Eastwood vs Scorsese in fight for Oscar glory

IT'S the question everybody's asking: when the Oscars are handed out tomorrow night, will Clint Eastwood and his Million Dollar Baby clip the wings of Martin Scorsese's The Aviator's wings and burst Sideways bubble?

Eastwood vs Scorsese in fight for Oscar glory

The irony is that if Scorsese wins, it will make up for the fact that he lost the decision in perhaps his most heralded work, Raging Bull. Effectively, his boxing movie classic could deliver the knockout punch to another great boxing movie.

Eastwood's boxing opus and Scorsese's Aviator look to be the favourites for the Best Director and Best Picture prizes, respectively, but that does little to break Scorsese's notorious losing streak having been overlooked four times for Best Director (for Raging Bull, The Last Temptation of Christ, Goodfellas and Gangs of New York) and twice for Best Adapted Screenplay (The Age of Innocence, Goodfellas).

Unlike last year's utterly predictable ceremony, when the clear front-runners took all the acting awards, these Oscars are anyone's guess in most categories.

Hilary Swank, Morgan Freeman and Cate Blanchett look like solid acting front-runners, but Annette Bening, Clive Owen and Virginia Madsen are among the rivals who could play spoiler.

Jamie Foxx looks the one dead cert. His remarkable portrayal of Ray Charles in Ray makes him of the surest bets in Oscar history.

Best picture: The Aviator, Finding Neverland, Million Dollar Baby, Ray, Sideways.

The prevailing sense in Hollywood is that Eastwood's boxing saga will triumph because it carries an emotional wallop lacking in Scorsese's epic.

Yet The Aviator is not down for the count. It has grand filmmaking buoyed by spectacular visuals, excellent performances and a glimpse of old Hollywood in all its garish glory.

Million Dollar Baby has the momentum, though. The film stars Swank as an indomitable boxer in what initially is an uplifting Rocky-like story before it takes a harsh turn. Eastwood co-stars as her gruffly loveable trainer.

At its first Warner screening, "people were crying, and it was so evident that it was almost there already", said producer Albert Ruddy.

Scorsese's best hope is that it is truly a close race among the 5,808 voting members of the Academy of Motion Picture Arts and Sciences. If it is, a few sentimental-favourite votes could bring The Aviator in for a triumphant landing.

The other three nominees are admirable films but long shots to win.

Sideways, a darling of critics, stars Paul Giamatti as a sad-sack whose wine-tasting road trip with a buddy offers him a fresh chance at love. Finding Neverland features Johnny Depp as playwright JM Barrie in a whimsical exploration of the creation of his masterpiece, Peter Pan.

Ray broke into the best-picture category on the strength of Foxx's great performance as singer Charles.

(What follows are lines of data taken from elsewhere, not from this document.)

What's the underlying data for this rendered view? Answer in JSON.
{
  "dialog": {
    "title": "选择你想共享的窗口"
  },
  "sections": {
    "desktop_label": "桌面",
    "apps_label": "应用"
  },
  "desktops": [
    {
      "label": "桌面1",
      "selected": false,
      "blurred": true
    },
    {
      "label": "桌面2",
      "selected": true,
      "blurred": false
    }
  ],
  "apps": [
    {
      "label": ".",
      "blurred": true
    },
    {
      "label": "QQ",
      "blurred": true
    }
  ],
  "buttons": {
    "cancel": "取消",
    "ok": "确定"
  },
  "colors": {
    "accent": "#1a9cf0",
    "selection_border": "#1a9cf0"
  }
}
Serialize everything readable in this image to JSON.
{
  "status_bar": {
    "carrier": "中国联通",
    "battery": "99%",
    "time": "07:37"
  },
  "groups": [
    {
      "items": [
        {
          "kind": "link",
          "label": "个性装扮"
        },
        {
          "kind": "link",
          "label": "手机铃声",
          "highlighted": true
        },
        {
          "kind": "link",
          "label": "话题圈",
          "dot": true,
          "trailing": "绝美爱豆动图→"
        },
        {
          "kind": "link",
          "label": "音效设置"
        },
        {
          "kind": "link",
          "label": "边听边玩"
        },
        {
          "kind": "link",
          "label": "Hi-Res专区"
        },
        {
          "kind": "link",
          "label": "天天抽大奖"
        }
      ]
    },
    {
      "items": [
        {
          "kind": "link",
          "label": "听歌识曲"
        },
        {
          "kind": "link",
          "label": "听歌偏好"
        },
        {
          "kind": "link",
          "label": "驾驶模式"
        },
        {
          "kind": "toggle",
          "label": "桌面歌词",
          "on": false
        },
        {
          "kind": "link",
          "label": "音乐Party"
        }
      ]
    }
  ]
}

Best director: Nominated alongside Scorsese and Eastwood are Taylor Hackford for Ray; Alexander Payne for Sideways and Mike Leigh for Vera Drake. As with best picture, the directing category is a two-horse race. Eastwood won the Golden Globe and the Directors Guild of America honour, the latter being a solid forecast of who will win the Oscar.

Only six times in the previous 56 years has the guild winner failed to take the directing Oscar.

But any predictions should be accompanied by a huge caveat, given some strange decisions by the Academy in the past.

How could the Academy have given the nod in 1944 to How Green Was My Valley over the directorial debuts of John Huston's The Maltese Falcon or Orson Welles's Citizen Kane?

Equally baffling is the 1980 victory of the very ordinary Robert Redford film, Ordinary People, over Scorsese's Raging Bull.